Part of me thinks it’s over-simplistic to keep referring to this as PTSD. Thats like taking a big, messy closet full of clothes and trying to fit it all into a tiny suitcase. There’s just too much to fit. If I really fold and stuff and cram though, I can get most of it in there. Such a label makes it one thing- a single entity- rather than the disparate mish-mash of memories and thoughts and emotions that it really is. It keeps me from having to explain to other people, and it also keeps my brain from having to try so hard to make sense of it all.
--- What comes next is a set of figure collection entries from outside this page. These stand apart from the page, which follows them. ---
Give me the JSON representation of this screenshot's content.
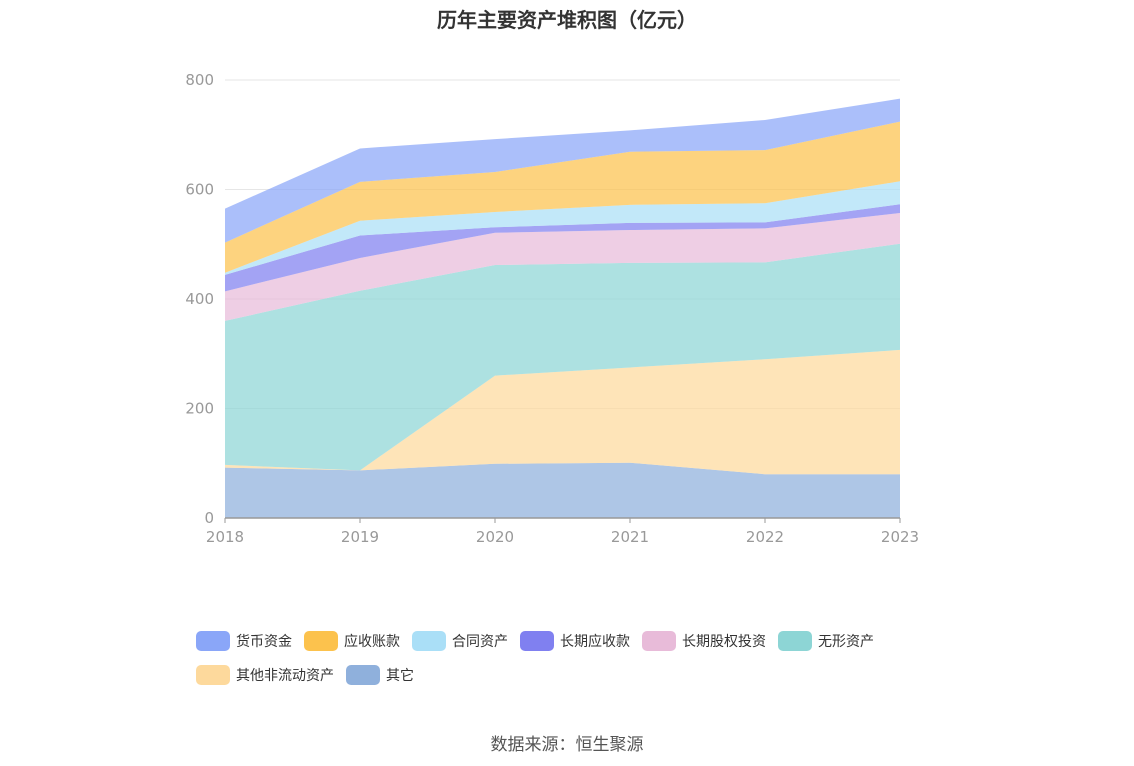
{
  "title": "历年主要资产堆积图（亿元）",
  "source": "数据来源：恒生聚源",
  "chart_data": {
    "type": "area",
    "stacked": true,
    "title": "历年主要资产堆积图（亿元）",
    "categories": [
      "2018",
      "2019",
      "2020",
      "2021",
      "2022",
      "2023"
    ],
    "y_ticks": [
      "0",
      "200",
      "400",
      "600",
      "800"
    ],
    "ylim": [
      0,
      800
    ],
    "grid": true,
    "legend_position": "bottom",
    "series": [
      {
        "name": "其它",
        "color": "#8fb0dc",
        "values": [
          92,
          87,
          99,
          101,
          80,
          80
        ]
      },
      {
        "name": "其他非流动资产",
        "color": "#fdd99c",
        "values": [
          5,
          0,
          161,
          174,
          210,
          227
        ]
      },
      {
        "name": "无形资产",
        "color": "#8dd5d5",
        "values": [
          263,
          328,
          202,
          191,
          177,
          194
        ]
      },
      {
        "name": "长期股权投资",
        "color": "#e8bbd9",
        "values": [
          54,
          60,
          59,
          60,
          62,
          56
        ]
      },
      {
        "name": "长期应收款",
        "color": "#8080f0",
        "values": [
          30,
          41,
          10,
          13,
          11,
          16
        ]
      },
      {
        "name": "合同资产",
        "color": "#aadff7",
        "values": [
          4,
          27,
          28,
          33,
          35,
          42
        ]
      },
      {
        "name": "应收账款",
        "color": "#fcc24d",
        "values": [
          55,
          71,
          73,
          97,
          97,
          109
        ]
      },
      {
        "name": "货币资金",
        "color": "#8aa6f8",
        "values": [
          62,
          61,
          60,
          39,
          55,
          42
        ]
      }
    ]
  }
}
As confused as I always am, at the very least I’ve been given a label. Obviously I have no familial home-base to identify with any longer. I am no longer in a steady relationship (for reasons also relating to my circumstances, which I might talk about some other time if I feel like it). Where do I call home? Who can I be? I have yet to find someone who has gone through what I’ve been through, events so terrible and rare that that I can hardly talk about it with anyone. That makes me deeply alone. At the very least though, I can feel less so and more normal by being able to identify with the PTSD. It’s mine, but also that of others, people who I do not know. For that, I am granted a (somewhat shaky) sense of comfort in the midst of unknown people suffering though various traumas. Despite the shakiness, I can still bask in a tiny glow of comfort and relatedness, and feel more normal and less confused.